Sen. Bob Casey is campaigning for an increase to the minimum wage—and trying to persuade his perhaps-skeptical rural constituents by unveiling a county-by-county poverty chart. Will it be convincing? Maybe not.
On Tuesday, he called on Congress to focus on closing the income gap in the new year by raising the minimum wage, extending unemployment insurance and investing in early education, according to a news release.
“Income inequality is a problem that impacts all facets of our state’s economy, from middle class families to small businesses who depend on customers to thrive,” Casey said. “Congress should move quickly to vote on an increase in the minimum wage while working on a plan to invest in early education so every child has a better shot at reaching their full potential.”
According to the report that Casey’s office released after his telephone news conference, Chester County ranks third among the suburban counties in its 2012 poverty rate, at 7.4 percent.
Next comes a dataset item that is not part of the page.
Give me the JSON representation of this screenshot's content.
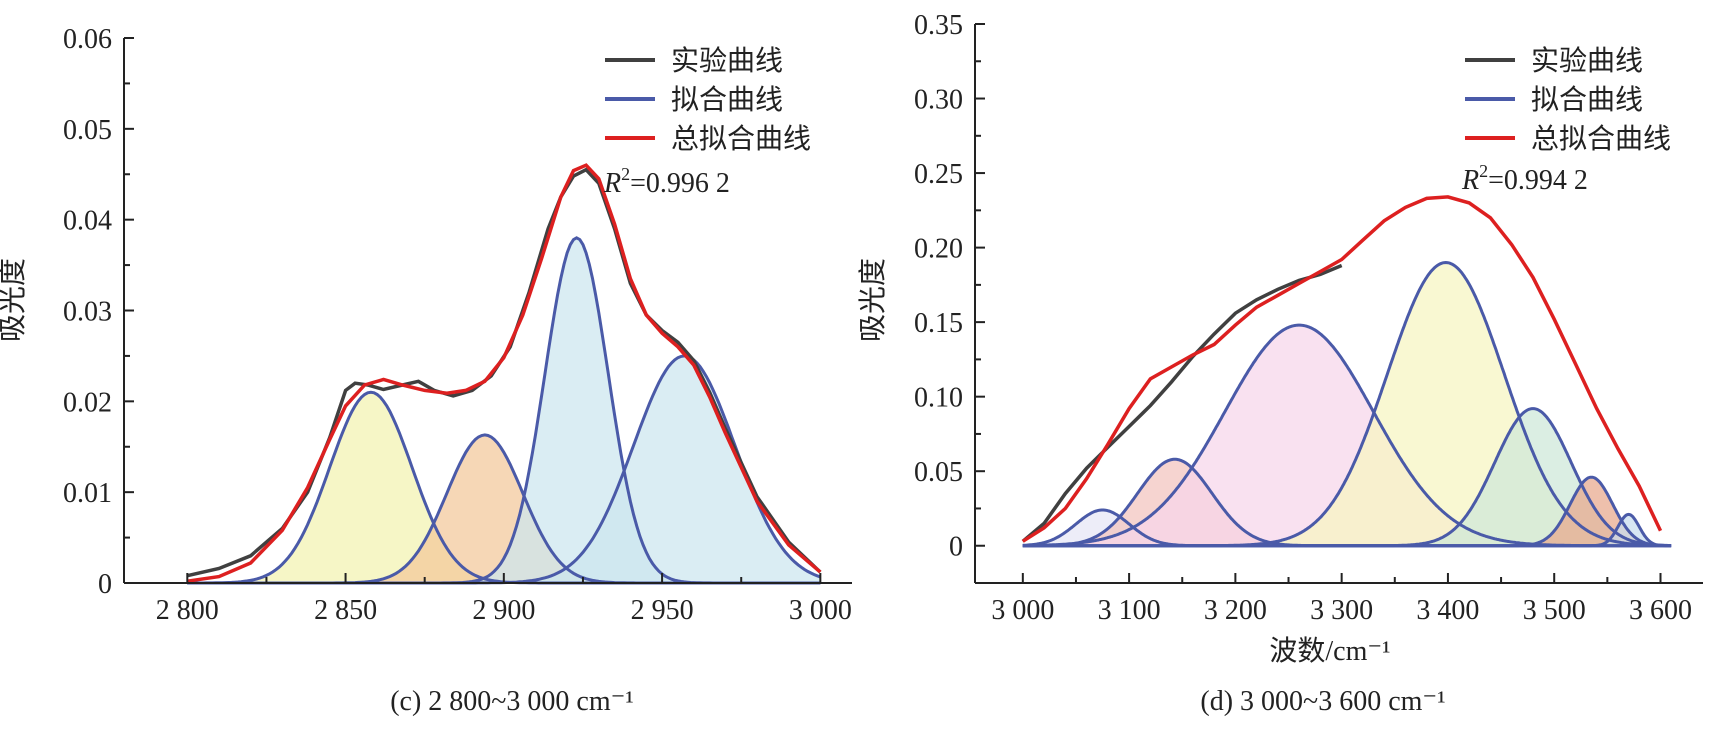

The figures were gleaned from the U.S. Census and a U.S. Chamber of Commerce report.
Bucks County had the lowest rate, with 5.8 percent. Montgomery County came in at 6.5 percent and Delaware County at 11.3 percent. All four suburban counties had vastly better poverty figures than Philadelphia, at 26.2 percent. Nearby Lancaster County and Berks County had rates of 11.5 percent and 13.9 percent, respectively, while the state’s rate was 13.3.